Sorri vitoriosa e me estiquei para pegar os últimos grãos da tigela.

Ele me observou em silêncio por um tempo. O sorriso sumiu devagar, como se algo mais sério estivesse prestes a acontecer.

— Amanhã à noite teremos um evento... uma festa da máfia. Seremos os anfitriões. Todos os grandes estarão lá — ele disse, em um tom calmo, mas firme. — Você vai precisar estar... deslumbrante, maninha ta certo.

Meu coração deu um leve salto. Eu já havia participado de alguns desses eventos, mas nunca como algo tão “oficial”. Nunca com essa palavra: anfitriã. Era como se, de repente, eu estivesse sendo puxada para mais perto do núcleo do mundo que sempre me mantiveram distante.

— Preciso mesmo ir? — perguntei num fio de voz.

— Sim. Vai ser seguro. E importante. Quero que vejam que você é minha prioridade... e que não existe nada que se aproxime de você sem a minha permissão.

Ele se aproximou, ajeitou uma mecha do meu cabelo atrás da orelha com todo o cuidado do mundo, como se eu fosse feita de vidro. Depois, beijou minha testa com carinho.

— Você é a única coisa nesse mundo que ainda me mantém inteiro.

Com isso, se levantou e foi em direção às escadas. Parou no topo, lançou um último olhar por cima do ombro e completou:

— Escolha um vestido que faça o salão inteiro perder o fôlego. Boa noite, Isadora.

E desapareceu no corredor.

Fiquei ali, sozinha com a tigela vazia no colo e o coração apertado. Uma parte de mim queria congelar aquele momento.
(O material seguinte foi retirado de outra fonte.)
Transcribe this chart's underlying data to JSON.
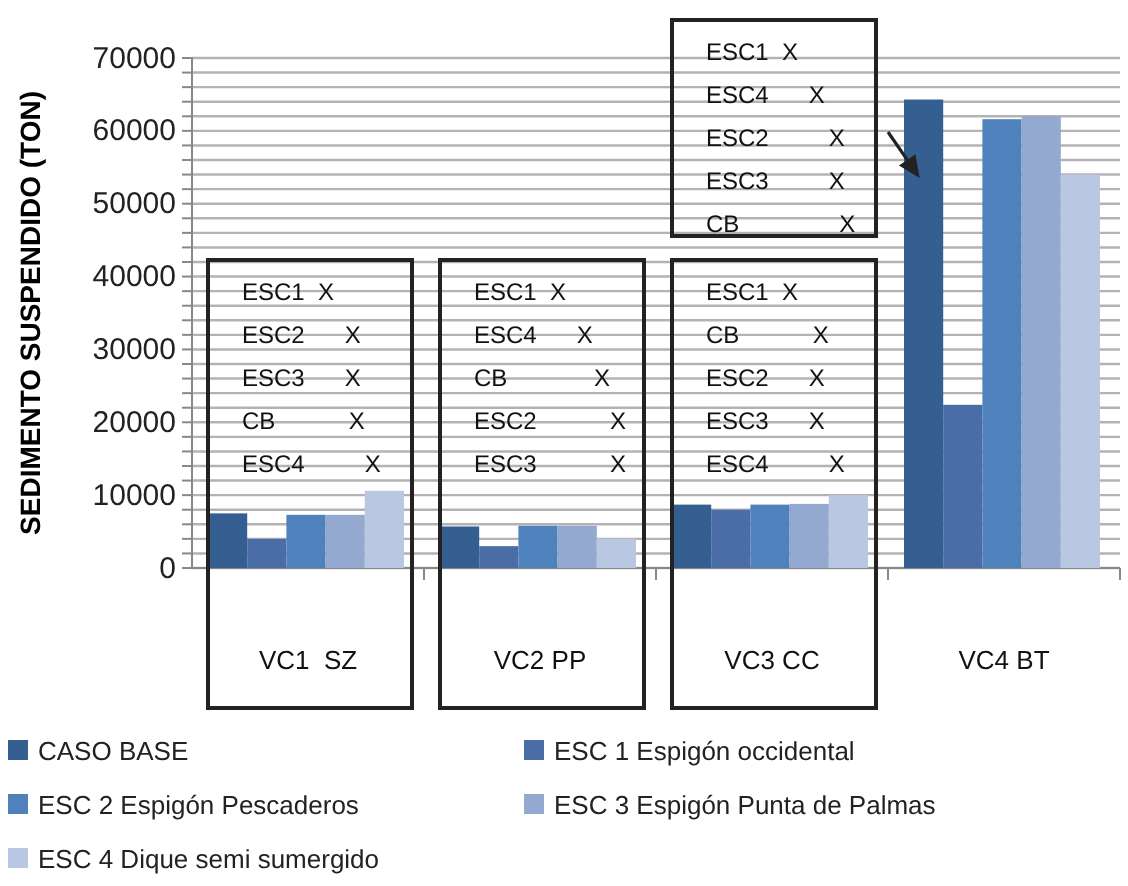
{
  "chart_data": {
    "type": "bar",
    "ylabel": "SEDIMENTO SUSPENDIDO (TON)",
    "categories": [
      "VC1  SZ",
      "VC2 PP",
      "VC3 CC",
      "VC4 BT"
    ],
    "series": [
      {
        "name": "CASO BASE",
        "color": "#365f91",
        "values": [
          7500,
          5700,
          8700,
          64300
        ]
      },
      {
        "name": "ESC 1 Espigón occidental",
        "color": "#4a6da7",
        "values": [
          4000,
          3000,
          8000,
          22400
        ]
      },
      {
        "name": "ESC 2 Espigón Pescaderos",
        "color": "#4f81bd",
        "values": [
          7300,
          5800,
          8700,
          61600
        ]
      },
      {
        "name": "ESC 3 Espigón Punta de Palmas",
        "color": "#93a9cf",
        "values": [
          7300,
          5800,
          8800,
          62000
        ]
      },
      {
        "name": "ESC 4 Dique semi sumergido",
        "color": "#b9c7e3",
        "values": [
          10600,
          4000,
          10000,
          54000
        ]
      }
    ],
    "ylim": [
      0,
      70000
    ],
    "yticks": [
      0,
      {
        "value": 2000,
        "label": null
      },
      {
        "value": 4000,
        "label": null
      },
      {
        "value": 6000,
        "label": null
      },
      {
        "value": 8000,
        "label": null
      },
      10000,
      {
        "value": 12000,
        "label": null
      },
      {
        "value": 14000,
        "label": null
      },
      {
        "value": 16000,
        "label": null
      },
      {
        "value": 18000,
        "label": null
      },
      20000,
      {
        "value": 22000,
        "label": null
      },
      {
        "value": 24000,
        "label": null
      },
      {
        "value": 26000,
        "label": null
      },
      {
        "value": 28000,
        "label": null
      },
      30000,
      {
        "value": 32000,
        "label": null
      },
      {
        "value": 34000,
        "label": null
      },
      {
        "value": 36000,
        "label": null
      },
      {
        "value": 38000,
        "label": null
      },
      40000,
      {
        "value": 42000,
        "label": null
      },
      {
        "value": 44000,
        "label": null
      },
      {
        "value": 46000,
        "label": null
      },
      {
        "value": 48000,
        "label": null
      },
      50000,
      {
        "value": 52000,
        "label": null
      },
      {
        "value": 54000,
        "label": null
      },
      {
        "value": 56000,
        "label": null
      },
      {
        "value": 58000,
        "label": null
      },
      60000,
      {
        "value": 62000,
        "label": null
      },
      {
        "value": 64000,
        "label": null
      },
      {
        "value": 66000,
        "label": null
      },
      {
        "value": 68000,
        "label": null
      },
      70000
    ],
    "grid": "y",
    "legend": "bottom",
    "annotations": [
      "ESC1  X\nESC2      X\nESC3      X\nCB           X\nESC4         X",
      "ESC1  X\nESC4      X\nCB             X\nESC2           X\nESC3           X",
      "ESC1  X\nCB           X\nESC2      X\nESC3      X\nESC4         X",
      "ESC1  X\nESC4      X\nESC2         X\nESC3         X\nCB               X"
    ]
  }
}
A outra... já sentia o vento gelado da mudança soprando pela casa.

Subi devagar, como se meus pés pesassem mais que o corpo. O corredor estava silencioso, exceto pelo som suave do vento do lado de fora, sussurrando contra as janelas altas da mansão Ortega. A luz amarelada dos abajures fazia dançar sombras nas paredes, e por um instante, tudo pareceu... estranho demais. Quase irreal.

Abri a porta do meu quarto e fui recebida pelo cheiro do jasmim que vinha da varanda. As cortinas de linho branco se moviam suavemente, agitadas por uma brisa que carregava o cheiro da noite. Caminhei até ali e empurrei as vidraças com os dedos. Lá fora, o mundo dormia sob um véu de prata.

O luar caía sobre os jardins como um véu delicado, iluminando as flores e os caminhos com uma beleza fantasmagórica. Respirei fundo, tentando encontrar paz naquele cenário, mas algo dentro de mim... vibrava.

Um arrepio subiu por minha nuca.

Não era o vento.

Não era o frio.

Era um pressentimento. Um sussurro abafado, uma mão invisível apertando meu estômago.

Segurei os braços, me abraçando. Fechei os olhos. Por quê? Por que justo hoje, depois de um dia tão normal, algo dentro de mim queria gritar?

“Vai ser seguro”, Paolo disse.

E eu acreditava nele. Sempre acreditei. Mas não era sobre a segurança dos outros.

Era algo mais profundo. Um medo que não vinha do mundo, mas da alma.

Talvez fosse só insegurança. Só o peso de me apresentar diante de homens que vi desde pequena. Um salão cheio de olhares julgando cada passo meu, cada sorriso treinado, cada centímetro do meu vestido. Talvez fosse isso.

Talvez.

Mas o luar parecia me observar em silêncio. E pela primeira vez em muito tempo, senti vontade de fechar as janelas, me esconder sob os lençóis e esquecer do mundo lá fora.

Naquela noite, eu demorei a dormir.

Porque alguma parte de mim já sabia.

Que nada jamais voltaria a ser como antes.